Senate Bill 2A passed by a vote of 84 to 33 last Wednesday at the second special session of this year aimed at tackling spiralling insurance costs and market exits, with Florida Governor Ron DeSantis signing it into law on Friday, a day after the state’s Insurance Commissioner David Altmaier reportedly tendered his surprise resignation.
“The issues in Florida’s property insurance market did not occur overnight, and they will not be solved overnight,” DeSantis said.
“The historic reforms signed today create an environment which realigns Florida to best practices across the nation, adding much-needed stability to Florida’s market, promoting competition, and increasing consumer choice.”
The new legislation was passed with the state’s insurance market in what Senator Jim Boyd, chair of the Senate Committee on Banking and Insurance, has described as “freefall”.
“Seven carriers have gone insolvent in the past two years, reinsurance is shrinking in the global markets as costs are going up, and Citizens Property Insurance is ballooning once again, creating huge liabilities for taxpayers and the threat of assessment for all insurance policyholders,” Boyd said on the Bill’s passage.
“This is an environment that cannot sustain itself.”
An insurance market in “freefall”
Florida’s homeowners, who already pay some of the highest insurance premiums across America, have seen average rate increases of 33%, with some having been quoted a 10 times increase, according to the Insurance Information Institute (Triple-I).
Six Floridian homeowners’ carriers had failed in the nine months before Hurricane Ian ripped a destructive trail through Florida before going on to make second US landfall in South Carolina. In the months following the category four hurricane, the market has seen FedNat file for bankruptcy and loss-making UPC Insurance agree to administrative supervision as it runs off its business in the state and elsewhere.
Hurricane Ian, the state’s first major storm since 2018’s Hurricane Michael, has exacerbated the stress on the market – aggregated estimates project Ian insurance losses of at least $20 billion and potentially up to $74 billion – but Florida’s insurance industry has blamed the crisis on aggressive litigation and fraudulent roofing schemes. An oft cited statistic in the industry, Florida is said to account for 79% of US-wide homeowners litigation, but just 9% of home claims.
What will change under Florida’s new property insurance laws?
The new legislation will look to tackle this litigation challenge by scrapping property insurance one-way attorney fees. It will also end assignment of benefits, which effectively allow a policyholder to assign claim benefits to a third party.
Further changes include a new $1 billion Florida Optional Reinsurance Assistance (FORA) program, on top of the existing $2 billion reinsurance assistance program, while policyholders of state insurer of last resort Citizens will be subject to further requirements.
The legislation was described as “historic” by Citizens’ CEO. In recent months the state carrier has faced an influx of insureds.
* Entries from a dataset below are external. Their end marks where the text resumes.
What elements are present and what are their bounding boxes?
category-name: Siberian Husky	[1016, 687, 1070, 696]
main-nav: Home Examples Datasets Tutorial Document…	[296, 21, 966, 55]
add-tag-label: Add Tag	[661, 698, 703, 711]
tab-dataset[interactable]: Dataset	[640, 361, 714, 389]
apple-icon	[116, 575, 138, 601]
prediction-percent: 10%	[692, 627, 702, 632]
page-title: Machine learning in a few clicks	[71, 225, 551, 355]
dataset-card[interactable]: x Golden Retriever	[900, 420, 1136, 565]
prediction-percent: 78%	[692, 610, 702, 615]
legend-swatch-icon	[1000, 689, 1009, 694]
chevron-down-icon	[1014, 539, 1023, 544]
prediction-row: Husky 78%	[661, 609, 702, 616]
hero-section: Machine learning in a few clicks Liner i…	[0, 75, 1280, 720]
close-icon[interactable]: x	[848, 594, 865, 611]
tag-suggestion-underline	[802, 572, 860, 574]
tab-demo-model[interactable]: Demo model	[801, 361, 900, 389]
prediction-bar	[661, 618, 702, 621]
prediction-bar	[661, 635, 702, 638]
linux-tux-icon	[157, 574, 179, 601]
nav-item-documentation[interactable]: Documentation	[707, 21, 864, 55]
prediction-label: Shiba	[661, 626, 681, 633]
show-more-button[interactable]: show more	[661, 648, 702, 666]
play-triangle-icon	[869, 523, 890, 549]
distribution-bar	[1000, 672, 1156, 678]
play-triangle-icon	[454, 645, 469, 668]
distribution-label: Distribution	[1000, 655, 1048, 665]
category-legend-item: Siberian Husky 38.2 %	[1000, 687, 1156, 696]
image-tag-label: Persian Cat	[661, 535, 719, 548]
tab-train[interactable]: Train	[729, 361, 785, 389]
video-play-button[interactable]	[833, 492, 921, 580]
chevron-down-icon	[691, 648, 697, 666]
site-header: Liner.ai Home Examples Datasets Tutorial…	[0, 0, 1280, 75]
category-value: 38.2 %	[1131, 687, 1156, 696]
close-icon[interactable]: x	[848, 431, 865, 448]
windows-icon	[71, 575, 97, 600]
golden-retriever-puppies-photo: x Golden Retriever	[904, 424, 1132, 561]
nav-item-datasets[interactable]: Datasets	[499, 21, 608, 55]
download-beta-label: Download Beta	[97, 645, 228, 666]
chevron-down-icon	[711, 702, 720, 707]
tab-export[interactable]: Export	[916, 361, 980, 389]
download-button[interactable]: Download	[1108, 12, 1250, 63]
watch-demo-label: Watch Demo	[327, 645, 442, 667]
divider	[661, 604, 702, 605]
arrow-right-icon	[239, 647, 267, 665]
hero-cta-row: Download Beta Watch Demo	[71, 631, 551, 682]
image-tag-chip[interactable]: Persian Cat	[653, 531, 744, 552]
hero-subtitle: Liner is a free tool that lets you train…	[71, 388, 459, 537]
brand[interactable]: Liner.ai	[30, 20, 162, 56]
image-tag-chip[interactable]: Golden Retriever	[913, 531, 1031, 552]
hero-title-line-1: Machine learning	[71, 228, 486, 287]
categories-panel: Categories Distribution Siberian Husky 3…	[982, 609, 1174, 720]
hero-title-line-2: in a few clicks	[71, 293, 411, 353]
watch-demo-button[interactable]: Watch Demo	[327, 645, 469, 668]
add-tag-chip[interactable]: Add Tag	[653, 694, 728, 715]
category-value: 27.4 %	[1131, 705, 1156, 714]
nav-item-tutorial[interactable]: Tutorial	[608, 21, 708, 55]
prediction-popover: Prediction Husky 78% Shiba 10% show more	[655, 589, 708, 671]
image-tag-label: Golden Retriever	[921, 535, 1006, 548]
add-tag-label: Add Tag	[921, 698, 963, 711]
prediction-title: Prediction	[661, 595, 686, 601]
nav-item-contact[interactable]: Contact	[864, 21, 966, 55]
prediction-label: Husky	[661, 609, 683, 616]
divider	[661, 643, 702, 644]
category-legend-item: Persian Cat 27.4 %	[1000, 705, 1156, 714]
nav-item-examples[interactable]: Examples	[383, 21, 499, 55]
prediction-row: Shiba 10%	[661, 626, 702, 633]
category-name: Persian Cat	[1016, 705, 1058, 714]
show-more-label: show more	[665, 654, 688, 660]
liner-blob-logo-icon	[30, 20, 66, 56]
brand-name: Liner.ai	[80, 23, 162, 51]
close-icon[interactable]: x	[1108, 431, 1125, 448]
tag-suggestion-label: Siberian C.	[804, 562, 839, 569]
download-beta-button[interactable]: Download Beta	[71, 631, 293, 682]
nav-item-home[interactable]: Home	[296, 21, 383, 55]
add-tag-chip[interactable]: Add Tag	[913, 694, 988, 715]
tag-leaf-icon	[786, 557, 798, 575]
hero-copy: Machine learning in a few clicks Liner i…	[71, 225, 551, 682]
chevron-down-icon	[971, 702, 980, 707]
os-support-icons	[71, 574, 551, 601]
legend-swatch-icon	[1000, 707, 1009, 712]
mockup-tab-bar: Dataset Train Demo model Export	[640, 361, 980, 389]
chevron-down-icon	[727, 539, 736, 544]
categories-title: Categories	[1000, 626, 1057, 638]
It saw its policy count swell nearly 50% from January to December and had 1.14 million policyholders as of this month.
The carrier is Florida’s largest homeowners’ insurer, and growing policy numbers “threaten Citizens’ ability to pay claims without having to levy surcharges and assessments if it exhausts its ability to pay claims”, the organisation said last week.
Over a gradual roll out under the new legislation, Citizens insureds will be required to purchase flood insurance. To remain with the state insurer, they will also have to demonstrate that they are unable to get a quote from the private market that is within 20% of their quoted Citizens renewal price.
“For Citizens, the bill provides the tools for us to return to our residual role over time while ensuring policyholders have financially sound options in the private market,” Gilway said in a statement.
No “immediate fix”
The legislative changes may be an “important step towards stability” for the insurance market, but they are not an immediate fix, particularly against a backdrop of inflation and soaring replacement costs, according to Triple-I director Mark Friedlander.
“Florida insurance premiums are not going down this year, next year, or anytime in the near future,” Friedlander said.
The market remains “treacherous”, Friedlander said, with insurance companies continuing to face difficulties and high levels of litigation likely to loom in the aftermath of Hurricane Ian.
“The six companies that went over this year were litigated out of business, and more companies are facing the same; companies are still struggling,” he said.
“At this point, there’s just a lot of unknowns, but it’s still a very, very treacherous marketplace.”